Couverture vaccinale au Tchad : l'exécutif fixe le cap des 90 %
Cinq ans après sa suspension, la « Réunion du 24 » a repris au palais Toumaï. Les discussions se sont concentrées sur la vaccination et le renforcement des ressources humaines.
Le Président de la République, Chef d’État, le Maréchal du Tchad Mahamat Idriss Deby Itno a présidé, le 24 août 2026 au Palais Toumaï, la reprise de la « Réunion du 24», consacrée au secteur de la santé.
Pour cette reprise, les échanges ont été axés sur la vaccination, dont la couverture est passée de 41 % en 2017 à 71 % en 2025, avec un objectif de 90 % d’ici 2029.

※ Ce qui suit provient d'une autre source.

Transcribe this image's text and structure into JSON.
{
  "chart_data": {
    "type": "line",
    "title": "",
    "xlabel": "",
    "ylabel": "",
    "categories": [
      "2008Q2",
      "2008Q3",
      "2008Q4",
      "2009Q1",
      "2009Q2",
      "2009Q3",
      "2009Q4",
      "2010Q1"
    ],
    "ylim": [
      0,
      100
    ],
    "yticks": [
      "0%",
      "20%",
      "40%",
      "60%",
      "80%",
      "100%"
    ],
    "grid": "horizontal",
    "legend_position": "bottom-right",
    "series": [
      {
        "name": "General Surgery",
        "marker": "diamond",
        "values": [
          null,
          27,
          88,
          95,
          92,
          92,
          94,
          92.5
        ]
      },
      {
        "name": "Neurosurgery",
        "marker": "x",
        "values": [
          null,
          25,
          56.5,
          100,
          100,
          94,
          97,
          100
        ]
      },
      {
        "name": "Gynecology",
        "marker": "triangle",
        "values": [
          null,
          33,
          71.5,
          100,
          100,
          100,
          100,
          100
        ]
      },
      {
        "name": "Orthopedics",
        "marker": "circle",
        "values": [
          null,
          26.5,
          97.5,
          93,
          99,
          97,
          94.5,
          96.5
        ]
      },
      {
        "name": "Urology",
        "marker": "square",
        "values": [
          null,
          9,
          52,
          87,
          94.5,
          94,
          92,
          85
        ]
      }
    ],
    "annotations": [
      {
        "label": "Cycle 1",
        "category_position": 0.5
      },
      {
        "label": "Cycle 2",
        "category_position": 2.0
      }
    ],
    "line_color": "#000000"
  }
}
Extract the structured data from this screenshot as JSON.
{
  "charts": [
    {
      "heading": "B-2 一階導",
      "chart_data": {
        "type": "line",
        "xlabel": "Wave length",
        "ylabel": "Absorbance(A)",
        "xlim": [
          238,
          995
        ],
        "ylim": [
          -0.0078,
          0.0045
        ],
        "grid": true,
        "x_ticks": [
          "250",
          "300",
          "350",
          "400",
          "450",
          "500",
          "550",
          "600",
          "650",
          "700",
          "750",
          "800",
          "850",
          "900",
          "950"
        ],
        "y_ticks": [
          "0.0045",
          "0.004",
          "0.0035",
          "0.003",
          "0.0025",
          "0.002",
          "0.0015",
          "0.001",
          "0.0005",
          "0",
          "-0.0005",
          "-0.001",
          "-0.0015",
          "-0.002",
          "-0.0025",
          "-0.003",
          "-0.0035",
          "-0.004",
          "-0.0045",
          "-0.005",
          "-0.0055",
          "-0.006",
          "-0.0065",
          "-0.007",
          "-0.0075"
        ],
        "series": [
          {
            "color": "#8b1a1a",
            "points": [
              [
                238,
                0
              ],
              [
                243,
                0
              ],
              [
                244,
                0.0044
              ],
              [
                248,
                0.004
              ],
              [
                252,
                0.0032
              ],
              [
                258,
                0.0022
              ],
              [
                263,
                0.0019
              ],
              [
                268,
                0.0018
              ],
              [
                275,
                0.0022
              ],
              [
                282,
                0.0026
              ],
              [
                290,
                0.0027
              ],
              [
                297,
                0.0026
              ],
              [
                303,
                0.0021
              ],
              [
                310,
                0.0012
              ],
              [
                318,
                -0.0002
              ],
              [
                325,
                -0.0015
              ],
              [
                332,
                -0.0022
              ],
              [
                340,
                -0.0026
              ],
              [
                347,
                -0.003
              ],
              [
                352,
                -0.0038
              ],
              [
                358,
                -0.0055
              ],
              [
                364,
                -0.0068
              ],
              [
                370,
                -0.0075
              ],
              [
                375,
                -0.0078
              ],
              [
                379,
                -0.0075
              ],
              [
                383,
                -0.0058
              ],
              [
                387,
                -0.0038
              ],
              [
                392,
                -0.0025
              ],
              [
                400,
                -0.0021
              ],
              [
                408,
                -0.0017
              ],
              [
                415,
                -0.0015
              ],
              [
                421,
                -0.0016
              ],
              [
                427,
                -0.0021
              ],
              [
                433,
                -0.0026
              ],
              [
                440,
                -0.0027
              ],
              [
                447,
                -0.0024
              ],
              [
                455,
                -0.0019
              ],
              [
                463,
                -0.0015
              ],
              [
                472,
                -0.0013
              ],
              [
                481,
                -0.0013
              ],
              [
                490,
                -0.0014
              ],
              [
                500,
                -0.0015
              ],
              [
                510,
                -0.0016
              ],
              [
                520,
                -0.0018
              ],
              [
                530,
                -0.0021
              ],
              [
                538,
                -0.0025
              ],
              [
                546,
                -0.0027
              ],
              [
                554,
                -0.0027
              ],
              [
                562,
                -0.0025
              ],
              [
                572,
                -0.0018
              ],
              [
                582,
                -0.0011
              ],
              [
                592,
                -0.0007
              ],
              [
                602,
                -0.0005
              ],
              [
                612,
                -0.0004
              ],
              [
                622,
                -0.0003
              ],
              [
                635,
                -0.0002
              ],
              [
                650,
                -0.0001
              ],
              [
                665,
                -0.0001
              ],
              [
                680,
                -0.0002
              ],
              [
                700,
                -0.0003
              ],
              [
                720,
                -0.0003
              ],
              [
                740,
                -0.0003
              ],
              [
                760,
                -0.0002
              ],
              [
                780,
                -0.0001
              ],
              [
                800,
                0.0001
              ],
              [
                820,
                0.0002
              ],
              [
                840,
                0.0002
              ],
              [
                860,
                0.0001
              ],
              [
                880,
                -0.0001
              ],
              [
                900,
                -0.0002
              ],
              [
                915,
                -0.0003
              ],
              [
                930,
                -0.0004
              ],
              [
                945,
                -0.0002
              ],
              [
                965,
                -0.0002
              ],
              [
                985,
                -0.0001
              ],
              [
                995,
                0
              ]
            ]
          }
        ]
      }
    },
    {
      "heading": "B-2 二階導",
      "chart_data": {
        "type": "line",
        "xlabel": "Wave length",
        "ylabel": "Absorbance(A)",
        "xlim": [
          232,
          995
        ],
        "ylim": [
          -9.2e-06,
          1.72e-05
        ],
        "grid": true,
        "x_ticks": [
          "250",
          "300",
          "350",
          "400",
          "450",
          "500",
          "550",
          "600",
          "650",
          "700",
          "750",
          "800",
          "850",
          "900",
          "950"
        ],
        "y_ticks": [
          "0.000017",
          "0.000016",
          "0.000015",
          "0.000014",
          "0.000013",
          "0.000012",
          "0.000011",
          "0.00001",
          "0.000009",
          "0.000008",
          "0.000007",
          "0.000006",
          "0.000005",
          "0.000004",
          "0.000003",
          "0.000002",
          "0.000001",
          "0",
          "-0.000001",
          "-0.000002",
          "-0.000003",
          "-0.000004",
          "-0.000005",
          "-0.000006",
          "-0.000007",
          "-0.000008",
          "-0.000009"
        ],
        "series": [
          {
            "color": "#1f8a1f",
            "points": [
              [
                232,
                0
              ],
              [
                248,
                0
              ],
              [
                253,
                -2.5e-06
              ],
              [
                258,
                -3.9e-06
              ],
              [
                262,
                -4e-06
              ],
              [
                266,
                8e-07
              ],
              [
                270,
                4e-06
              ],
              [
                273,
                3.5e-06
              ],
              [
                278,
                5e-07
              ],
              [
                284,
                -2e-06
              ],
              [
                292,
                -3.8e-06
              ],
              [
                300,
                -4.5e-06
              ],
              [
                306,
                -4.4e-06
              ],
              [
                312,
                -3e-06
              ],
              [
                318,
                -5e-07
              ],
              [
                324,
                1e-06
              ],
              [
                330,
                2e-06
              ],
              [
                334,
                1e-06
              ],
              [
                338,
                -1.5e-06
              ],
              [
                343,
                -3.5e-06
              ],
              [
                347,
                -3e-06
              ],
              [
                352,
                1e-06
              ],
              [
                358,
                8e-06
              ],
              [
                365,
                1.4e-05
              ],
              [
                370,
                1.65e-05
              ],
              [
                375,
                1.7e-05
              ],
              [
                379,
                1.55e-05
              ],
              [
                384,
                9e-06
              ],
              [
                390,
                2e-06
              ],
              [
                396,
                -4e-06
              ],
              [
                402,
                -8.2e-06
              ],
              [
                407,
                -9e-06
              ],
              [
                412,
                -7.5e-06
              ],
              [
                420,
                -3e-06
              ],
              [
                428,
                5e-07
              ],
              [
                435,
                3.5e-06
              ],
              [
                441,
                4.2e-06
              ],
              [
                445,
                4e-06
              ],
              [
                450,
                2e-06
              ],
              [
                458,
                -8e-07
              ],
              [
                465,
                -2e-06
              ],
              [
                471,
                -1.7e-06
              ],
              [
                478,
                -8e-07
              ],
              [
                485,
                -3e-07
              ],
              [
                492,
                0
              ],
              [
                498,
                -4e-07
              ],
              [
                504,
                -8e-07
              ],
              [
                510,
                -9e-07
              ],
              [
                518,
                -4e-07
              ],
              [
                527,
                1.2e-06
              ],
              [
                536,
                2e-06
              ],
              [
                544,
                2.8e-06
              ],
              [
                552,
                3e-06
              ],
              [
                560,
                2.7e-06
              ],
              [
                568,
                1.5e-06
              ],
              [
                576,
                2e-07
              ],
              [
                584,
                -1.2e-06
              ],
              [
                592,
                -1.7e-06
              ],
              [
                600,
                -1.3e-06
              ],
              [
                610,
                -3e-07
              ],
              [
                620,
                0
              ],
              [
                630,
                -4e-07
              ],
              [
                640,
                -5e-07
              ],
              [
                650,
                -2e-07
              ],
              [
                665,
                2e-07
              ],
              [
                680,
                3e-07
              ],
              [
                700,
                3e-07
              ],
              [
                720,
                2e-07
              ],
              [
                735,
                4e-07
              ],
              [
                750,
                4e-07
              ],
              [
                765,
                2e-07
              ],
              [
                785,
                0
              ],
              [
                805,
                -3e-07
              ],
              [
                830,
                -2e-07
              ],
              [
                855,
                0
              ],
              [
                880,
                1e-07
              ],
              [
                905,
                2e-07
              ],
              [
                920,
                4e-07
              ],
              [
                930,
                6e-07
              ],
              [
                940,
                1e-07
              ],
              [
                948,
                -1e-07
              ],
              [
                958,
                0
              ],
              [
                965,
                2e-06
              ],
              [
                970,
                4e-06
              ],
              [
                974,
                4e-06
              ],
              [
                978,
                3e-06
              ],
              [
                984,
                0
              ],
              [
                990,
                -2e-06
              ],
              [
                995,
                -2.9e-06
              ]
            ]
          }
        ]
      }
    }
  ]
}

Des instructions ont été données par le Chef de l'État afin de sécuriser le financement de la vaccination, d'apurer les engagements financiers envers les partenaires et de renforcer les ressources humaines, notamment avec le recrutement de 500 paramédicaux et l’intégration à la fonction publique de 226 agents arrivant en fin de contrat avec les partenaires.
Cinq ans après sa suspension, la « Réunion du 24 » reprend du service.
Réinstituée comme cadre permanent de concertation, de coordination et de redevabilité, cette instance n’avait plus tenu ses assises depuis 2021. Pour cette reprise, un thème s’impose : la vaccination, avec l’ambition d’aller plus loin dans la protection des enfants et la prévention des épidémies.
Sur ce terrain, les chiffres témoignent d’une progression réelle. La couverture vaccinale est passée de 41 % en 2017 à 71 % en 2025. Un résultat encourageant, mais encore en dessous de l’ambition nationale: le nouveau cap est fixé à 90 % d’ici 2029, avec une priorité donnée aux populations les plus difficiles à atteindre.
Cette ambition ne peut se réaliser sans moyens. Le Chef de l’État a instruit le Gouvernement d’apurer les arriérés de 2025 et d’honorer les contreparties nationales de 2026 destinées aux partenaires techniques et financiers. Pour la vaccination, l’objectif est de garantir des crédits distincts, prévisibles et sécurisés dans les prochaines lois de finances.
Autre défi: les ressources humaines. Le recrutement de 500 paramédicaux, prévu au Budget de l’État 2026, doit être concrétisé. L’intégration à la fonction publique de 226 agents arrivant en fin de contrat avec les partenaires est également annoncée comme une priorité, car sans personnel suffisant, infrastructures et programmes sanitaires ne peuvent produire pleinement leurs effets.